Она молчала. Я стал опасаться, что миссис Дин, если и
склонна к болтовне, то лишь о своих личных делах, а они вряд ли могли меня
занимать. Однако, положив кулаки на колени и с тенью раздумия на румяном лице,
она некоторое время собиралась с мыслями, потом проговорила:
— Эх, другие пошли времена!
— Да, — заметил я, — вам, я думаю, пришлось
пережить немало перемен?
— Конечно! И немало передряг, — сказала она.
"Эге, переведу-ка я разговор на семью моего
домохозяина! — сказал я себе, — неплохой предмет для начала! Эта
красивая девочка-вдова — хотел бы я узнать ее историю: кто она, уроженка
здешних мест или же, что более правдоподобно, экзотическое создание, с которым
угрюмые indigenae [4] не
признают родства?" И вот я спросил миссис Дин, почему Хитклиф сдает внаем
Мызу Скворцов и предпочитает жить в худшем доме и в худшем месте.
— Разве он недостаточно богат, чтобы содержать имение в
добром порядке? — поинтересовался я.
— Недостаточно богат, сэр? — переспросила
она, — денег у него столько, что и не сочтешь, и с каждым годом все прибавляется.

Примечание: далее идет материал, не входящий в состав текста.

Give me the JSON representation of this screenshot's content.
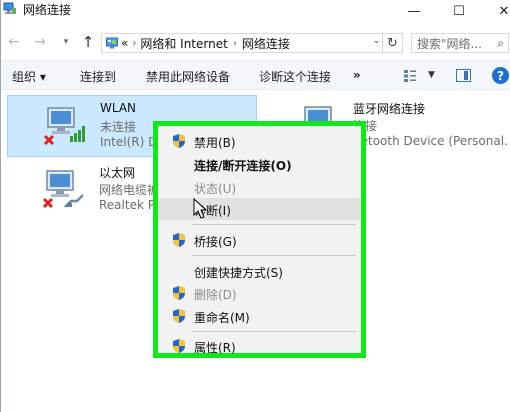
{
  "window": {
    "title": "网络连接",
    "controls": {
      "minimize": "—",
      "maximize": "☐",
      "close": "✕"
    }
  },
  "address_bar": {
    "overflow": "«",
    "breadcrumbs": [
      "网络和 Internet",
      "网络连接"
    ],
    "separator": "›",
    "search_placeholder": "搜索\"网络..."
  },
  "toolbar": {
    "organize": "组织 ▾",
    "connect": "连接到",
    "disable": "禁用此网络设备",
    "diagnose": "诊断这个连接",
    "more": "»",
    "help": "?"
  },
  "adapters": [
    {
      "name": "WLAN",
      "status": "未连接",
      "device": "Intel(R) D",
      "selected": true
    },
    {
      "name": "以太网",
      "status": "网络电缆被",
      "device": "Realtek P"
    },
    {
      "name": "蓝牙网络连接",
      "status": "连接",
      "device": "uetooth Device (Personal..."
    }
  ],
  "context_menu": {
    "items": [
      {
        "label": "禁用(B)",
        "shield": true
      },
      {
        "label": "连接/断开连接(O)",
        "bold": true
      },
      {
        "label": "状态(U)",
        "disabled": true
      },
      {
        "label": "诊断(I)",
        "hover": true
      },
      {
        "label": "桥接(G)",
        "shield": true
      },
      {
        "label": "创建快捷方式(S)"
      },
      {
        "label": "删除(D)",
        "shield": true,
        "disabled": true
      },
      {
        "label": "重命名(M)",
        "shield": true
      },
      {
        "label": "属性(R)",
        "shield": true
      }
    ],
    "highlight_color": "#11e71e"
  },
  "colors": {
    "selection_bg": "#cce8ff",
    "selection_border": "#99d1ff",
    "help_blue": "#1f6fd0"
  }
}
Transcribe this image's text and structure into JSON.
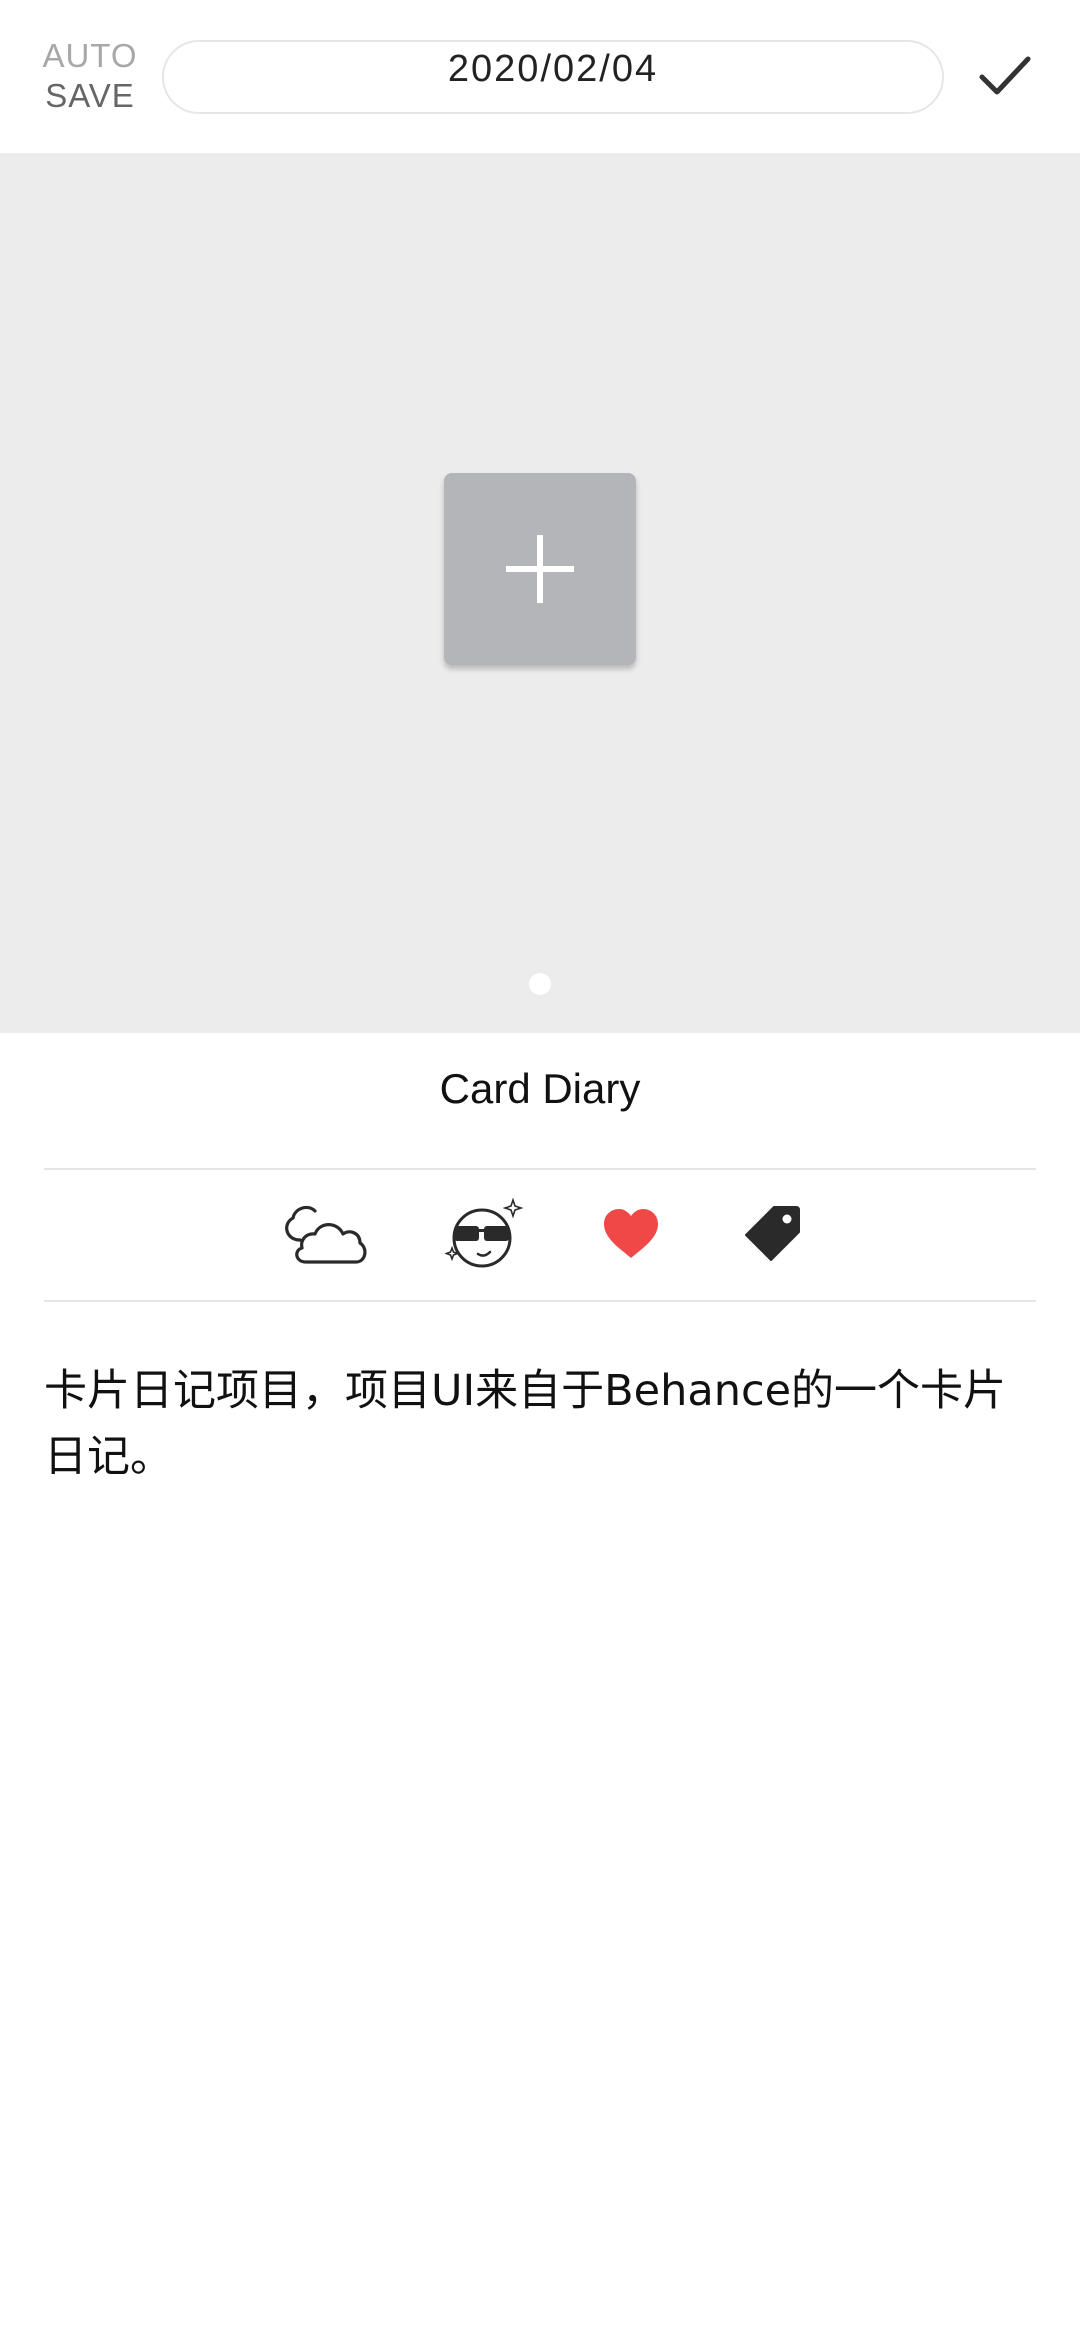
{
  "header": {
    "autosave_top": "AUTO",
    "autosave_bottom": "SAVE",
    "date": "2020/02/04",
    "confirm_icon": "check-icon"
  },
  "image_area": {
    "add_icon": "plus-icon",
    "page_indicator_count": 1,
    "active_page": 1
  },
  "card": {
    "title": "Card Diary",
    "attributes": {
      "weather_icon": "cloud-icon",
      "mood_icon": "cool-face-icon",
      "favorite_icon": "heart-icon",
      "tag_icon": "tag-icon"
    },
    "content": "卡片日记项目，项目UI来自于Behance的一个卡片日记。"
  },
  "colors": {
    "background": "#ffffff",
    "image_area_bg": "#ececec",
    "add_button_bg": "#b4b5b9",
    "heart": "#f04747",
    "icon_dark": "#2a2a2a",
    "divider": "#e5e5e5",
    "autosave_top": "#a8a8a8",
    "autosave_bottom": "#666666"
  }
}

Да, сэр, он так богат, что мог бы жить в доме и почище этого! Но он, я сказала
бы… прижимист! И надумай он даже переселиться в Скворцы, — едва прослышит
о хорошем жильце, нипочем не согласится упустить несколько сотенок доходу.
Странно, как могут люди быть такими жадными, когда у них нет никого на свете!
— У него, кажется, был сын?
— Был один сын. Помер.
— А эта молодая женщина, миссис Хитклиф, — вдова
его сына?
— Да.
— Откуда она родом?
— Ах, сэр, да ведь она дочка моего покойного господина:
ее девичье имя — Кэтрин Линтон. Я ее вынянчила, бедняжку! Хотела бы я, чтобы
мистер Хитклиф переехал сюда. Тогда мы были бы снова вместе.
— Как! Кэтрин Линтон! — вскричал я, пораженный.
Но, пораздумав полминуты, убедился, что это не Кэтрин моего ночного кошмара.
— Так до меня, — продолжал я, — в доме жил
человек, который звался Линтоном?
— Да.
— А кто такой этот Эрншо, Гэртон Эрншо, который
проживает с мистером Хитклифом? Они родственники?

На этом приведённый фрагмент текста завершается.